The college atmosphere was further amplified and strengthened in nearly everything that we did. We stayed in dormitories after classes were over. We attended classes and lectures dealing with different classroom and student management techniques. We ate lunch in a cafeteria with meals prepared for us by the kitchen staff. The atmosphere despite being thousands of miles away from anything that resembled  American or in the case of the other teachers (South African, British, Irish culture) was very familiar. I wasn't sure of this was intentional to make us feel at ease and gradually ease us into a Korean lifestyle or not but I do know that the familiar environment made us all closer, it allowed to find our people, the people that we knew would gravitate towards us and find familiar ground. I was lucky enough to quickly find a group of people that I could identify with, laugh with and enjoy their company. It would prove to not only be a beneficial way to pass time and form friendships, but also a a preliminary means of building the only network of people rely on. We didn't know it yet, but the hardest challenges were awaiting us. The first week being on our own would proves to be a test both will and emotion. In times of crisis and in times of need they would be our source of information and our source of comfort. Miles away from home, they would be our family, a band of brothers and sisters to weather us through the rough times ahead and share our joy in all of the victories and triumphs that we made.

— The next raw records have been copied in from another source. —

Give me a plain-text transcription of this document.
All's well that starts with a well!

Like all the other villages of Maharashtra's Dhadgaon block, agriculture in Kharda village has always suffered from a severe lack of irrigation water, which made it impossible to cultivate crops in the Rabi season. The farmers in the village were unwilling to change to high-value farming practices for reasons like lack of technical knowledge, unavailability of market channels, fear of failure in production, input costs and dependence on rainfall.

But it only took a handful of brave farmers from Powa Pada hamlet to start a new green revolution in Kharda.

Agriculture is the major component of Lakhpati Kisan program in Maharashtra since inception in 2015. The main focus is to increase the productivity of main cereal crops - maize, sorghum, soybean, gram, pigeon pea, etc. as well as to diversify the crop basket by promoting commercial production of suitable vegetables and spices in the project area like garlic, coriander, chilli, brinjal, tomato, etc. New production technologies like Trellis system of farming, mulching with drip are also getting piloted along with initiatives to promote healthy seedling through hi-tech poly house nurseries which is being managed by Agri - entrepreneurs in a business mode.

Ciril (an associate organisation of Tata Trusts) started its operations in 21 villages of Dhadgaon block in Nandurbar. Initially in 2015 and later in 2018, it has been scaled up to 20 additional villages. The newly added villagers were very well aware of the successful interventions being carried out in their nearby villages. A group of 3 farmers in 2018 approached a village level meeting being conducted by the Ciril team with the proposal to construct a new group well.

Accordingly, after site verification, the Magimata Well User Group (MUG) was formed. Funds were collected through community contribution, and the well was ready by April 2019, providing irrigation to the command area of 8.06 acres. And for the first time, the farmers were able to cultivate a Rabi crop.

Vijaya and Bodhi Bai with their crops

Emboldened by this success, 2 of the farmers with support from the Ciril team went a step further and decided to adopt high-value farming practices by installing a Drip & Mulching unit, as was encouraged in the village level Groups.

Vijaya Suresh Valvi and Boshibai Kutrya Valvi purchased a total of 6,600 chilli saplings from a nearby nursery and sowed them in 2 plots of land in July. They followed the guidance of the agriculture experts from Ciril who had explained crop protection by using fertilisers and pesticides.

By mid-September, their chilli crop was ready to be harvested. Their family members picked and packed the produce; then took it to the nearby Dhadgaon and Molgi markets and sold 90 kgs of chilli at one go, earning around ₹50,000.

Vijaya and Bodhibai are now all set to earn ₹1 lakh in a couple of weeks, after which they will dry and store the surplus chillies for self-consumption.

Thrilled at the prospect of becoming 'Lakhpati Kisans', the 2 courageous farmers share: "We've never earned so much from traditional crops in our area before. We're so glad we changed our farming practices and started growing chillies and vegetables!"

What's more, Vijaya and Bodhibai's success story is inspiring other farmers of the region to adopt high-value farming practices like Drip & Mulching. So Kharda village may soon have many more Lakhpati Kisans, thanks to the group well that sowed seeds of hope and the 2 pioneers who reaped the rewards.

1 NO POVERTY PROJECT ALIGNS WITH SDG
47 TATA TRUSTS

We did not know at the time because like college, we were in a bubble, a safe microcosm to keep us feeling safe and warm miles away from home. Towards the end of the orientation I knew that this bubble could not last, that our friends would soon separate and go our own separate ways. I knew it. We all knew it. We did not care.

Instead we wisely chose to take the time we had left to enjoy company. We norebanged until out throats turned raw. We played card games until the early hours of the morning. We cracked jokes in class. We ate together during meals. We were a group that was about to leave, but the friendships and relationships that we built would last after the last lesson.

It is too early to tell if the friendships will last, if the scattering of our class (Class 4) will provide strain or not. I do know that the times we spent were real and genuine.

And in this day and age, genuine friendship and kindness is priceless and irreplaceable.



We came from all over the world. We found each other in Daejeon.